NSLS is offering another workshop on web 2.0:

Bring the Latest Web Technologies to Your Library
Come to NSLS on February 15 for a day of learning the latest and greatest on the Web! In the morning, come to Develop Your Own Blog from 9:30 a.m. - noon to learn the tricks and techniques your library needs to enter the world of blogs. Follow that up with Socialize Your Library! Fun and Easy to Do Web 2.0 from 1-4 p.m. This hands-on class, a repeat of the program offered last November, is back by popular demand to help you understand the latest social networking tools (including Flickr, weblogs, wikis, and more) and discover how you can use these tools at your library. Get even more training on the latest technology with online courses available through Ed2Go.

Thursday, February 08, 2007

Minutes 2/8/07

The minutes from our 2/8/07 steering committee meeting are now available on our wiki:

Wednesday, February 07, 2007

15 Minutes a Day: a Personal Learning Management Strategy

This page talks about strategies for learning 2.0:

We could use it as a checklist for things we should explore! Many of the things we already have done, like creating a blog, a wiki, using RSS feeds. But there are some things we could explore more, like Flickr, image generators, Rollyo, and online word processing. I also thought he had an interesting idea for a "Technology Petting Zoo." This is a brownbag where staff share their technology devices, such as iPods, MP3 players, camera phones, e-books readers, gaming devices, text messaging tools, digital cameras and firewire. That way people can learn some new technology that they may not have a chance to explore otherwise.

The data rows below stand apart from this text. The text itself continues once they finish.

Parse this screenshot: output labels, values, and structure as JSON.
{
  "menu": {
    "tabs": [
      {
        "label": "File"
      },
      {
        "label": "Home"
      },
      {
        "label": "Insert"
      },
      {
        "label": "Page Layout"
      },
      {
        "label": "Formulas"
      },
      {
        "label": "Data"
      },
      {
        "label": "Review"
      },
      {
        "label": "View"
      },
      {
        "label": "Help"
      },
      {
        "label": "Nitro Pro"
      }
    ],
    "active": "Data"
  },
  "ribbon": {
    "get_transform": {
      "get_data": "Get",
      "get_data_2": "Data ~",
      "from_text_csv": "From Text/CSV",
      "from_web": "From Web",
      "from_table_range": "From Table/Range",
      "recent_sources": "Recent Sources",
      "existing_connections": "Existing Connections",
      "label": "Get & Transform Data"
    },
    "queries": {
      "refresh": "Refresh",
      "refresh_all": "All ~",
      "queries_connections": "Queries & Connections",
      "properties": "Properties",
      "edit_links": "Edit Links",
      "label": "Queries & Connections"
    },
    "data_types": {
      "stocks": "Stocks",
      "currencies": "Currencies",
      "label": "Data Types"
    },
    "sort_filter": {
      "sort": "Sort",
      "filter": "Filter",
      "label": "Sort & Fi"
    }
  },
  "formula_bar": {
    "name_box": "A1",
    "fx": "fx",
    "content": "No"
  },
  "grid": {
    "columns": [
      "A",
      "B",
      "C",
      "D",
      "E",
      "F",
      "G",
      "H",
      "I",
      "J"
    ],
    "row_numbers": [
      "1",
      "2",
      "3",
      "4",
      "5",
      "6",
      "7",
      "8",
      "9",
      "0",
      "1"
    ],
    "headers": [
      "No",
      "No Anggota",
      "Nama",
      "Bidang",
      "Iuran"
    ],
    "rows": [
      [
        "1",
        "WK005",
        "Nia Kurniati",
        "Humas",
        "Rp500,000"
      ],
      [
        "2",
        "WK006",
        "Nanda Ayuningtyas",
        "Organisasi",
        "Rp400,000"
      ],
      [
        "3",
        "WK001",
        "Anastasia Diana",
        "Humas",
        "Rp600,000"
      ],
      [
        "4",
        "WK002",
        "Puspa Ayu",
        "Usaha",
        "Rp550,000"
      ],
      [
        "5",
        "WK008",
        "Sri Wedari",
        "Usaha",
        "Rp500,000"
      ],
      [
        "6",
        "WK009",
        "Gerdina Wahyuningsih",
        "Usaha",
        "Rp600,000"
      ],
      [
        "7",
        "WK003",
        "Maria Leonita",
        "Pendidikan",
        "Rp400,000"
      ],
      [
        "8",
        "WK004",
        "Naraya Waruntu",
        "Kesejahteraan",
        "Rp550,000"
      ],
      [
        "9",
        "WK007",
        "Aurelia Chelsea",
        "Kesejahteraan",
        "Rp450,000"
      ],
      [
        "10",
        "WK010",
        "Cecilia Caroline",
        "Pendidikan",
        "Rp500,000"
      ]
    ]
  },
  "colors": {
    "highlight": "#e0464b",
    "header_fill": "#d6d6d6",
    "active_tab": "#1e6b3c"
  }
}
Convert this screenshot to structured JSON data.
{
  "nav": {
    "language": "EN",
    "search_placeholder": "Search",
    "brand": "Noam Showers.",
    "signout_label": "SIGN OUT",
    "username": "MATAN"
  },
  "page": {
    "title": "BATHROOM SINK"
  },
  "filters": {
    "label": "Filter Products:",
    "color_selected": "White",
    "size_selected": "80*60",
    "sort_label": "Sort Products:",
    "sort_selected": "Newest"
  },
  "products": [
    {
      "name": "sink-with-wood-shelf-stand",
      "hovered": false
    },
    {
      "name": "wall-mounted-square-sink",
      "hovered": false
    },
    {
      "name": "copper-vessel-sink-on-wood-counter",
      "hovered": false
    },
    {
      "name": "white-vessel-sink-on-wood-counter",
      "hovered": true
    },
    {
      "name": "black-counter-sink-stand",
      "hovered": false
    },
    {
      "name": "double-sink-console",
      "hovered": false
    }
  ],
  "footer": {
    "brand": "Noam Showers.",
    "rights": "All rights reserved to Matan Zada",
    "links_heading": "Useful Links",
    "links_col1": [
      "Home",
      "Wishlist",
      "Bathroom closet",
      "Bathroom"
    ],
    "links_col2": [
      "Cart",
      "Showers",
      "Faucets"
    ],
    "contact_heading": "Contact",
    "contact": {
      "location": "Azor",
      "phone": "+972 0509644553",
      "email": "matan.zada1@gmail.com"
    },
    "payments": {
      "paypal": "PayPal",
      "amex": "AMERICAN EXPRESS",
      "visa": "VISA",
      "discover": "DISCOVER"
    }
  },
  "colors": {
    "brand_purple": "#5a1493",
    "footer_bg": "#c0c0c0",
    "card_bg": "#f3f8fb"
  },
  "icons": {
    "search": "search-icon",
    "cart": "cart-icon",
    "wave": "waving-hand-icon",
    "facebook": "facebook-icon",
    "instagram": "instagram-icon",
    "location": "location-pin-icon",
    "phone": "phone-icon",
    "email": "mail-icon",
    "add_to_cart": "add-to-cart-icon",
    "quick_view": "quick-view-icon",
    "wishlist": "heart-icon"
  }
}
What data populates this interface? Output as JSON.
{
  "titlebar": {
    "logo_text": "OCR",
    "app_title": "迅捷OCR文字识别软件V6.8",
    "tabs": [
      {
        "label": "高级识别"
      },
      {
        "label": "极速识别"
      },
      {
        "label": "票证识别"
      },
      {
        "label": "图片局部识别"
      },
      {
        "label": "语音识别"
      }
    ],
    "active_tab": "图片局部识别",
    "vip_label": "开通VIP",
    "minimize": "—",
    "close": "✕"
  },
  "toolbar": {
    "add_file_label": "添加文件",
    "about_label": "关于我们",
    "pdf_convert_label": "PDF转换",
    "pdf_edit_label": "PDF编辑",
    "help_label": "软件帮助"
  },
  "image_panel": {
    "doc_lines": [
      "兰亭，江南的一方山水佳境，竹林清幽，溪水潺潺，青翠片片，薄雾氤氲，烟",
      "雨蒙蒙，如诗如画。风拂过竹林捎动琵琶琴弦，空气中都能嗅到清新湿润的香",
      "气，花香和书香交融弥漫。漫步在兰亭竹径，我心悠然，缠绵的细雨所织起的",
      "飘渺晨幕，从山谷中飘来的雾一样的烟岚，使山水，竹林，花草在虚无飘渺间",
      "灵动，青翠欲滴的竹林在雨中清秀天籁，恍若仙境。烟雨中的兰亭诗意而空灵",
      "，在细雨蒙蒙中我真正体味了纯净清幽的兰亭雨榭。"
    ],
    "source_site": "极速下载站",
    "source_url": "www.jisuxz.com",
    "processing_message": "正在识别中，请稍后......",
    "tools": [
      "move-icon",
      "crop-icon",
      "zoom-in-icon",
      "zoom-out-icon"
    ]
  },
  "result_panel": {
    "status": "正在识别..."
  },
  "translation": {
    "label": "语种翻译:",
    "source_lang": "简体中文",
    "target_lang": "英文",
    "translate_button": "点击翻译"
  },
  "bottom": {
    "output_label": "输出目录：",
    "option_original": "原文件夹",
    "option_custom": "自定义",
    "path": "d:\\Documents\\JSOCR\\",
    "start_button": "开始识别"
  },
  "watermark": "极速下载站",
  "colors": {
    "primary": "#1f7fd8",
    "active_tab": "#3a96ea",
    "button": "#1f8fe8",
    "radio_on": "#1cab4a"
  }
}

P.S. - This page also has some good ideas for 2.0 things to explore:

New wiki

Information and the Future now has a wiki, located at:

This will be an opportunity for us to learn more about wikis, and try using one ourselves. It could also be a good way to organize things such as minutes, or create pages on specific topics for our general meetings. Feel free to play around with it!

Monday, February 05, 2007

Web 2.0 ... The Machine is Us/ing Us

Here is the video I blog about below.

Web2.0 Video

I know watching YouTube is a real pain on campus but I would encourage you to check out this video from Michael Wesch a professor at Kansas State University.

The video is a four minute visual explanation of the difference between Web1.0 and Web2.0 (or an HTML based web and an XML based one). Both the content and presentation are fascinating. I think we may want to use this video in future presentations. It would be great if we could someday make videos like this.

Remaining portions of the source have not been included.